Household deity in Korean mythology
Sosamshin is a Gashin, or household deity, in Korean mythology. As her name reveals, she is the goddess of the birth of cattle, just as Samshin is the goddess of human birth.

== Etymology ==
In the Korean language, So refers to cattle.'Samshin' is the birth goddess for the humans. 'Sosamshin' is a joining of these two words.

== Worship ==
Mostly, Sosamshin was worshipped as Gungeong. The term Gungeong refers to the worship of a deity without a particular ritual, venerating them only in the mind.

Sosamshin was properly worshipped in only the four days before and after the birth of a cattle. If a cow was pregnant, the family held a feast to Sosamshin in the stable, asking the deity to aid the cow in her delivery. Clear water was sacrificed to Sosamshin. When a cow was having delivery, the family sacrificed steamed rice, other dishes, and dirty water to Sosamshin. The sacrifice was then fed to the cow.

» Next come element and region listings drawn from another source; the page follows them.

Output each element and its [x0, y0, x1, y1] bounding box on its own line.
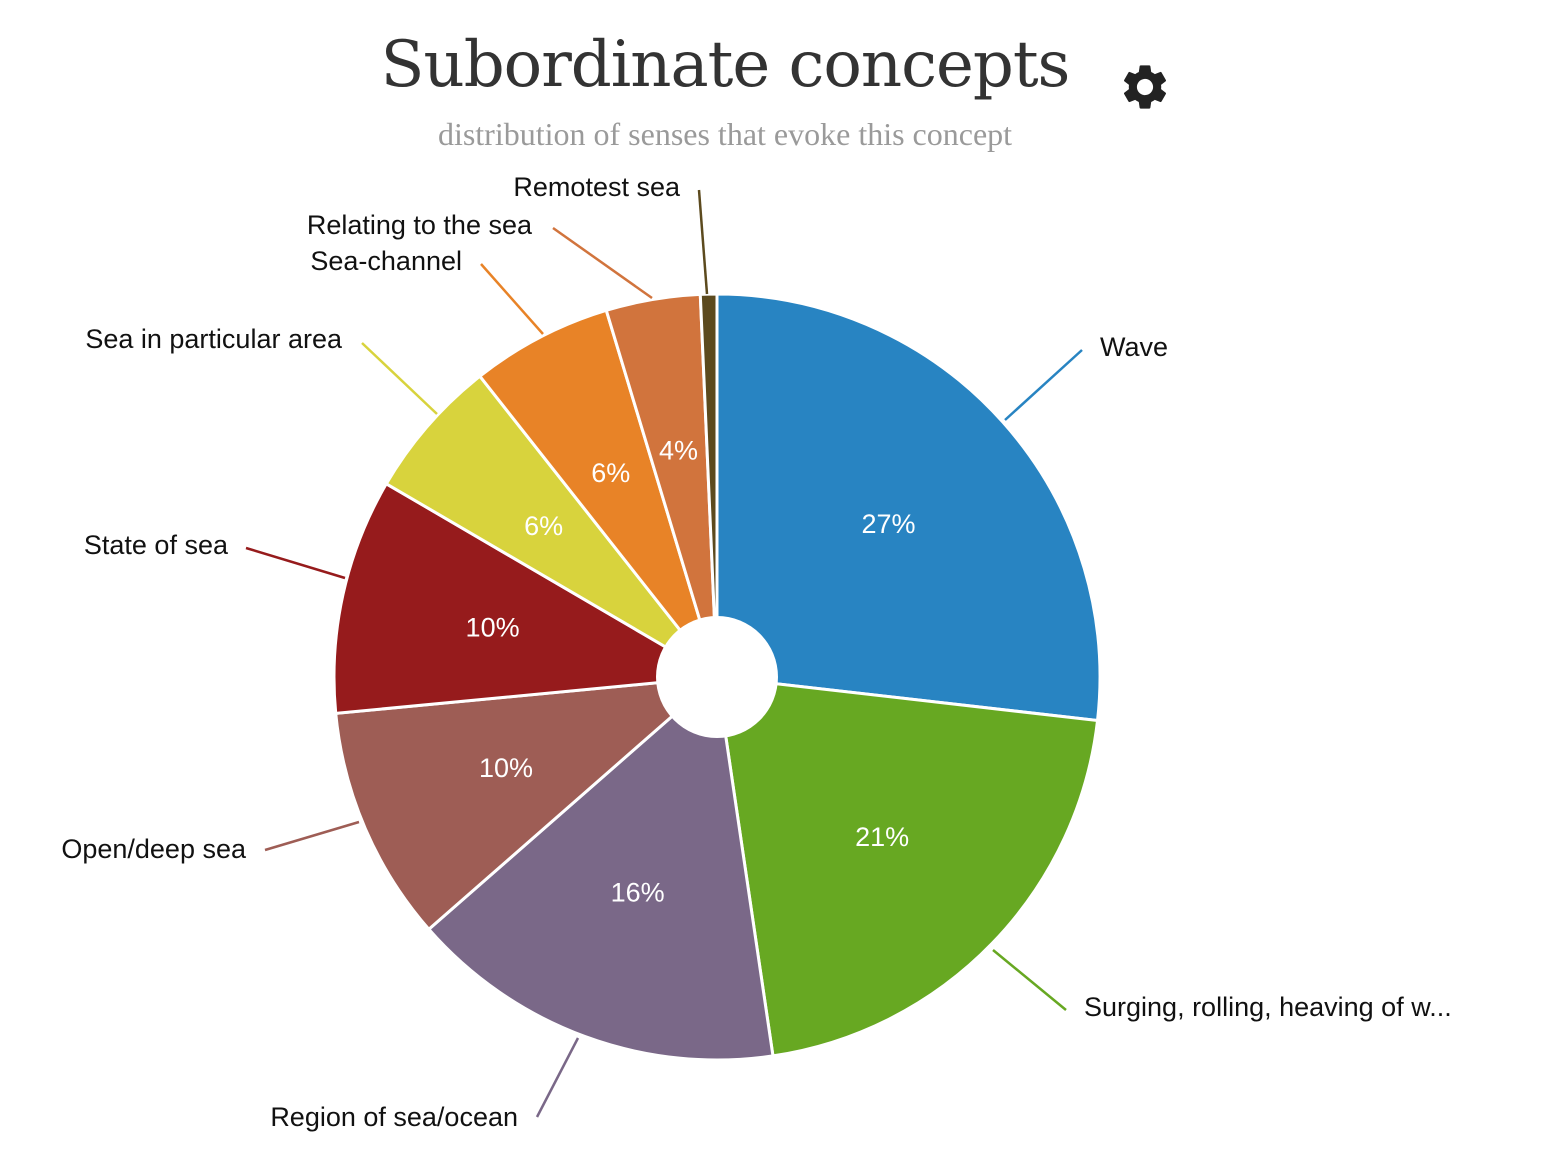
leader-line [552, 226, 653, 300]
pie-slice-wave[interactable] [715, 292, 1102, 723]
slice-percent-label: 4% [659, 435, 698, 465]
slice-category-label: Sea-channel [310, 246, 462, 276]
slice-category-label: Remotest sea [513, 172, 681, 202]
slice-percent-label: 10% [479, 753, 533, 783]
leader-line [535, 1037, 580, 1118]
slice-category-label: Sea in particular area [85, 324, 343, 354]
pie-slice-sea-channel[interactable] [477, 308, 719, 678]
leader-line [697, 189, 709, 295]
pie-slice-state-of-sea[interactable] [332, 481, 722, 716]
chart-title: Subordinate concepts [380, 28, 1071, 102]
leader-line [264, 820, 360, 852]
leader-line [992, 949, 1067, 1011]
leader-line [1004, 349, 1083, 421]
donut-hole [656, 616, 778, 738]
slice-category-label: Surging, rolling, heaving of w... [1084, 992, 1452, 1022]
slice-percent-label: 27% [861, 509, 915, 539]
slice-percent-label: 16% [611, 878, 665, 908]
pie-slice-remotest-sea[interactable] [698, 292, 719, 678]
slice-category-label: Region of sea/ocean [270, 1102, 518, 1132]
pie-slice-open-deep-sea[interactable] [334, 675, 722, 932]
pie-slices [332, 292, 1102, 1062]
slice-category-label: Relating to the sea [307, 210, 533, 240]
gear-icon[interactable] [1118, 60, 1172, 114]
leader-line [361, 342, 438, 415]
leader-lines [245, 189, 1083, 1118]
chart-subtitle: distribution of senses that evoke this c… [437, 116, 1013, 152]
slice-percent-label: 6% [524, 511, 563, 541]
leader-line [245, 546, 346, 580]
slice-percent-label: 10% [466, 613, 520, 643]
slice-category-label: Wave [1100, 332, 1168, 362]
slice-percent-label: 21% [855, 822, 909, 852]
slice-percent-label: 6% [591, 458, 630, 488]
slice-category-label: Open/deep sea [61, 834, 247, 864]
pie-slice-region-of-sea-ocean[interactable] [426, 674, 775, 1062]
pie-slice-sea-in-particular-area[interactable] [384, 374, 719, 679]
pie-slice-surging-rolling-heaving-of-w[interactable] [715, 675, 1100, 1058]
slice-labels: 27% Wave 21% Surging, rolling, heaving of w… [61, 172, 1451, 1132]
slice-category-label: State of sea [84, 530, 229, 560]
leader-line [480, 263, 544, 335]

After the delivery, ropes were knotted leftwards. Paper were hung on the ropes, and the ropes were stretched across the door or the stable. For four days after the delivery, people who had entered a house where someone had recently died, seen something dead, or had said something bad about the newborn cattle were forbidden to enter the house, as it was believed that if such a person came into the house, the mother would not nurse the young cattle. If the newborn cattle acted strangely, a shaman read out an incantation.

Im Gangwon region, 'San' or 'Guneung' is god of cattle. San and Guneung is similar to Sosamsin. Most of San and Guneung are in front of the stables where the cattle are located, and when the cattle is sick or trying to give birth to a baby, house owner pray in front of San and Guneung.